Beutler, 53, is based at the Scripps Research Institute in La Jolla, California. Luxembourg-born Hoffmann, 70, conducted much of his work in Strasbourg. They will share half the 10 million Swedish crowns ($1.46 million) of prize-money. The rest should have gone to Steinman, though the unusual circumstances leave its fate now in some doubt.
Steinman had been affiliated with Rockefeller University in New York since 1970, and headed its Center for Immunology and Immune Diseases.
"We are all so touched that our father's many years of hard work are being recognized with a Nobel Prize," Steinman's daughter, Alexis Steinman, said in the Rockefeller University statement. "He devoted his life to his work and his family, and he would be truly honored."

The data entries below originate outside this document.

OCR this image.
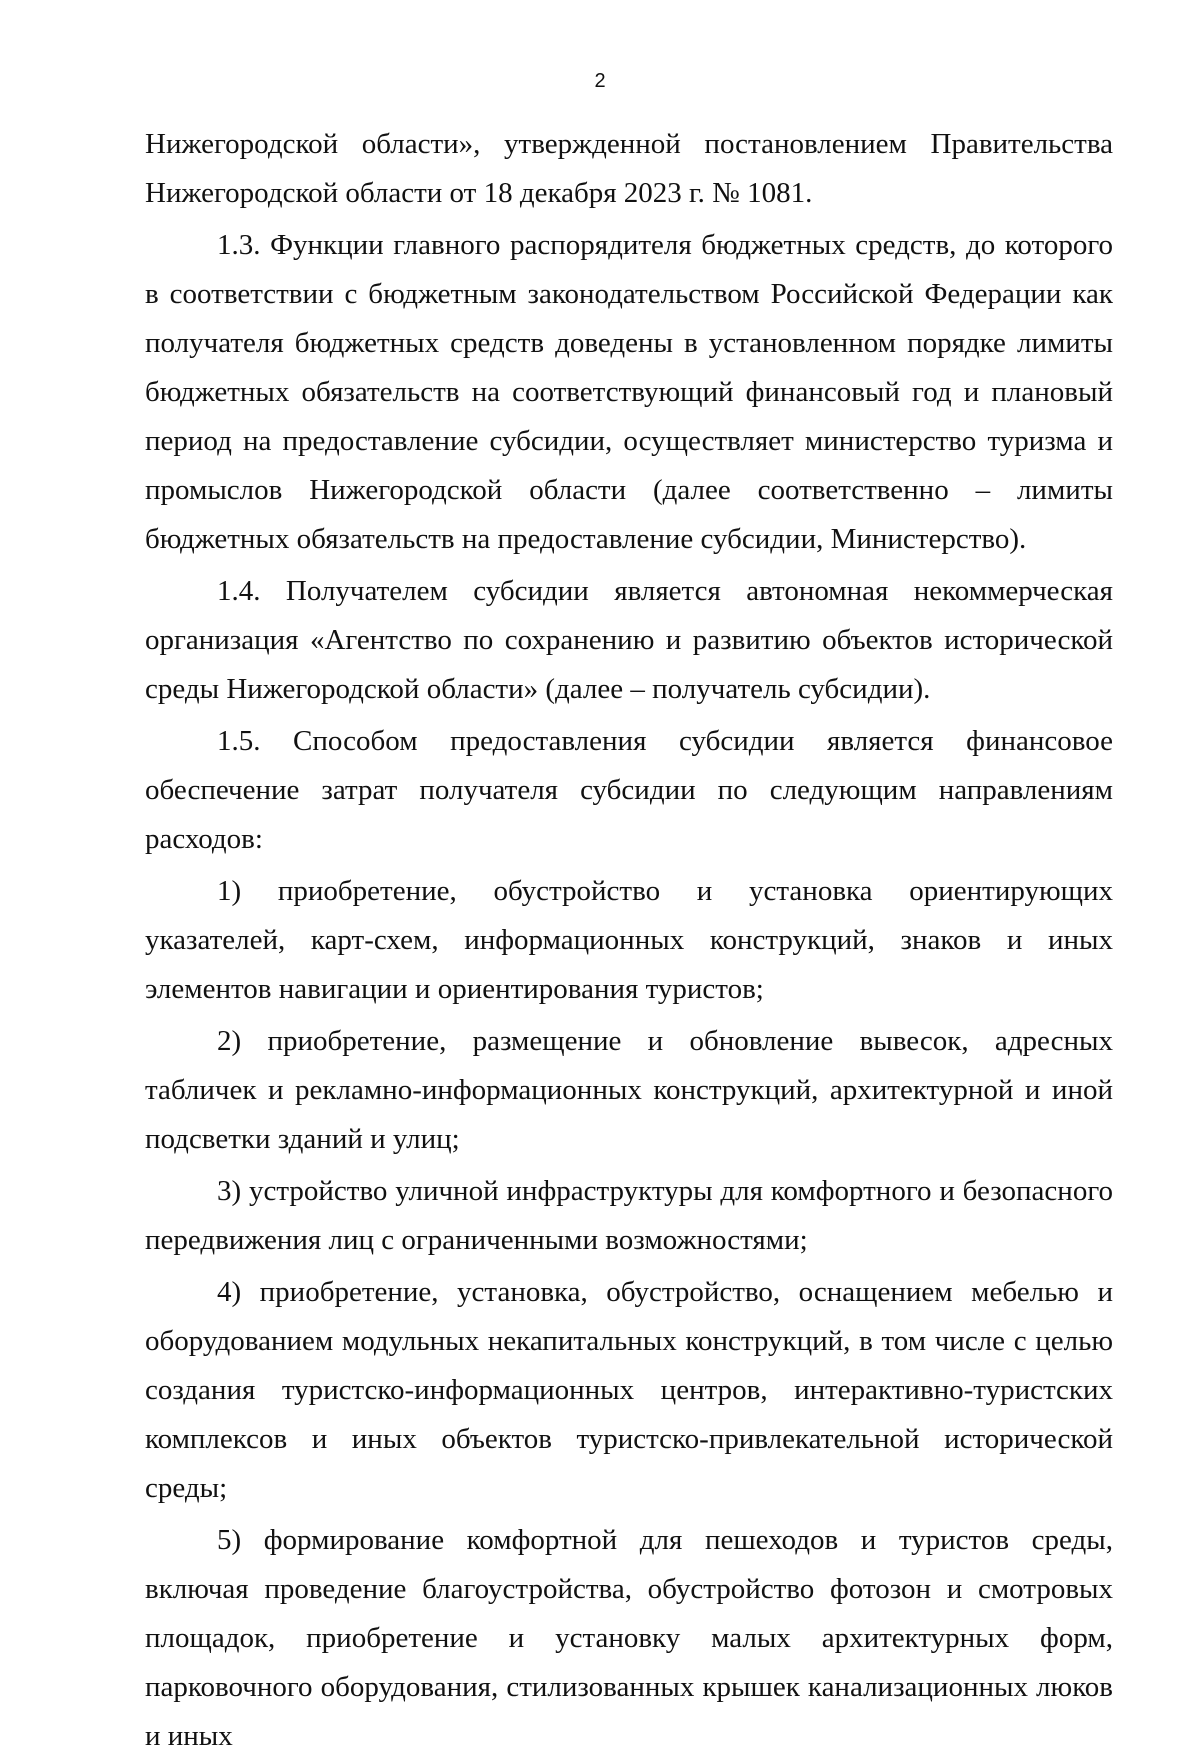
2

Нижегородской области», утвержденной постановлением Правительства Нижегородской области от 18 декабря 2023 г. № 1081.

1.3. Функции главного распорядителя бюджетных средств, до которого в соответствии с бюджетным законодательством Российской Федерации как получателя бюджетных средств доведены в установленном порядке лимиты бюджетных обязательств на соответствующий финансовый год и плановый период на предоставление субсидии, осуществляет министерство туризма и промыслов Нижегородской области (далее соответственно – лимиты бюджетных обязательств на предоставление субсидии, Министерство).

1.4. Получателем субсидии является автономная некоммерческая организация «Агентство по сохранению и развитию объектов исторической среды Нижегородской области» (далее – получатель субсидии).

1.5. Способом предоставления субсидии является финансовое обеспечение затрат получателя субсидии по следующим направлениям расходов:

1) приобретение, обустройство и установка ориентирующих указателей, карт-схем, информационных конструкций, знаков и иных элементов навигации и ориентирования туристов;

2) приобретение, размещение и обновление вывесок, адресных табличек и рекламно-информационных конструкций, архитектурной и иной подсветки зданий и улиц;

3) устройство уличной инфраструктуры для комфортного и безопасного передвижения лиц с ограниченными возможностями;

4) приобретение, установка, обустройство, оснащением мебелью и оборудованием модульных некапитальных конструкций, в том числе с целью создания туристско-информационных центров, интерактивно-туристских комплексов и иных объектов туристско-привлекательной исторической среды;

5) формирование комфортной для пешеходов и туристов среды, включая проведение благоустройства, обустройство фотозон и смотровых площадок, приобретение и установку малых архитектурных форм, парковочного оборудования, стилизованных крышек канализационных люков и иных
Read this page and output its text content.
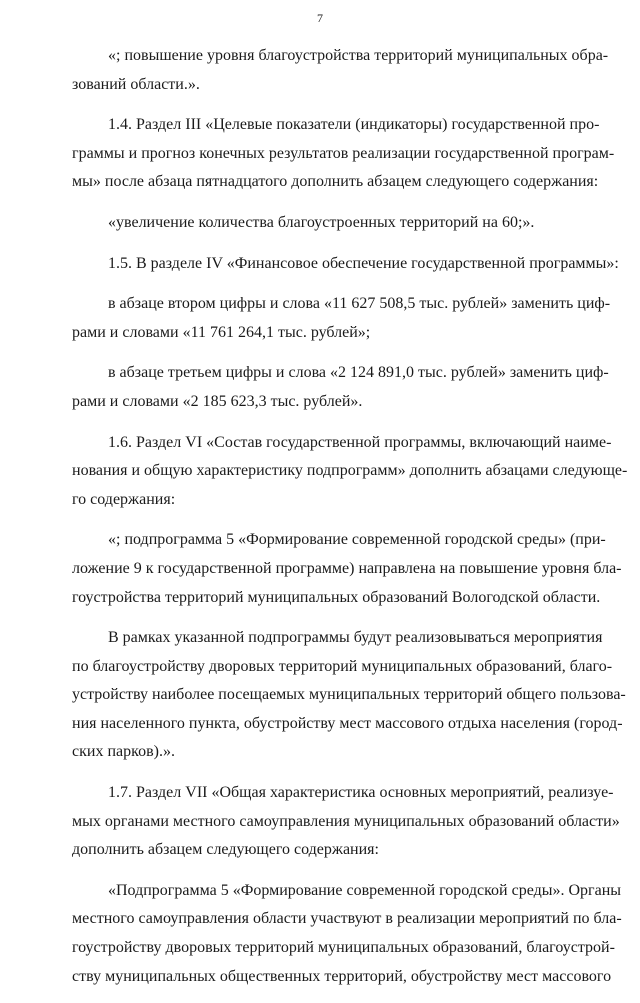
7

«; повышение уровня благоустройства территорий муниципальных обра-
зований области.».

1.4. Раздел III «Целевые показатели (индикаторы) государственной про-
граммы и прогноз конечных результатов реализации государственной програм-
мы» после абзаца пятнадцатого дополнить абзацем следующего содержания:

«увеличение количества благоустроенных территорий на 60;».

1.5. В разделе IV «Финансовое обеспечение государственной программы»:

в абзаце втором цифры и слова «11 627 508,5 тыс. рублей» заменить циф-
рами и словами «11 761 264,1 тыс. рублей»;

в абзаце третьем цифры и слова «2 124 891,0 тыс. рублей» заменить циф-
рами и словами «2 185 623,3 тыс. рублей».

1.6. Раздел VI «Состав государственной программы, включающий наиме-
нования и общую характеристику подпрограмм» дополнить абзацами следующе-
го содержания:

«; подпрограмма 5 «Формирование современной городской среды» (при-
ложение 9 к государственной программе) направлена на повышение уровня бла-
гоустройства территорий муниципальных образований Вологодской области.

В рамках указанной подпрограммы будут реализовываться мероприятия
по благоустройству дворовых территорий муниципальных образований, благо-
устройству наиболее посещаемых муниципальных территорий общего пользова-
ния населенного пункта, обустройству мест массового отдыха населения (город-
ских парков).».

1.7. Раздел VII «Общая характеристика основных мероприятий, реализуе-
мых органами местного самоуправления муниципальных образований области»
дополнить абзацем следующего содержания:

«Подпрограмма 5 «Формирование современной городской среды». Органы
местного самоуправления области участвуют в реализации мероприятий по бла-
гоустройству дворовых территорий муниципальных образований, благоустрой-
ству муниципальных общественных территорий, обустройству мест массового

The work of the three scientists has been pivotal to the development of improved types of vaccines against infectious diseases and novel approaches to fighting cancer. The research has helped lay the foundations for a new wave of "therapeutic vaccines" that stimulate the immune system to attack tumors.
"They have made possible the development of new methods for preventing and treating disease, for instance with improved vaccines against infections and in attempts to stimulate the immune system to attack tumors," the committee said.
The immune system's main function is to protect against harmful invaders but it can sometimes go into overdrive and attack healthy tissue, leading to autoimmune inflammatory diseases, such as type 1 diabetes, multiple sclerosis, rheumatoid arthritis and inflammatory bowel disease.
"Almost all vaccines against microbes, vaccines against cancer, and vaccines to try to eliminate and down-regulate immunity in inflammatory diseases are based on these discoveries," said Lars Klareskog, chairman of the Nobel Assembly.
Beutler and Hoffmann discovered in the 1990s that receptor proteins act as a first line of defense, innate immunity, by recognizing bacteria and other microorganisms. Steinman's work, explained how, if required, dendritic cells in the next phase, adaptive immunity, kill off infections that break through.
Understanding dendritic cells led to the launch of the first therapeutic cancer vaccine last year, Dendreon's Provenge, which treats men with advanced prostate cancer.
No vaccines are on the market yet, but Hansson told AP that vaccines against hepatitis are in the pipeline. "Large clinical trials are being done today," he said.
Dr. Vinay Kumar, chairman of the department of pathology at the University of Chicago, who knew both Steinman and Beutler, said the discoveries by these three Nobel laureates have very broad impact.
"These findings are the intellectual foundation of how to design a good vaccine," Kumar said.
Medicine, or physiology, is usually the first of the Nobel prizes awarded each year. Prizes for achievements in science, literature and peace were first awarded in 1901 accordance with the will of dynamite inventor and businessman Alfred Nobel.
The award citation noted that the world's scientists had long been searching for the "gatekeepers" of immune response.
Last year's medicine award went to British professor Robert Edwards for fertility research that led to the first test tube baby.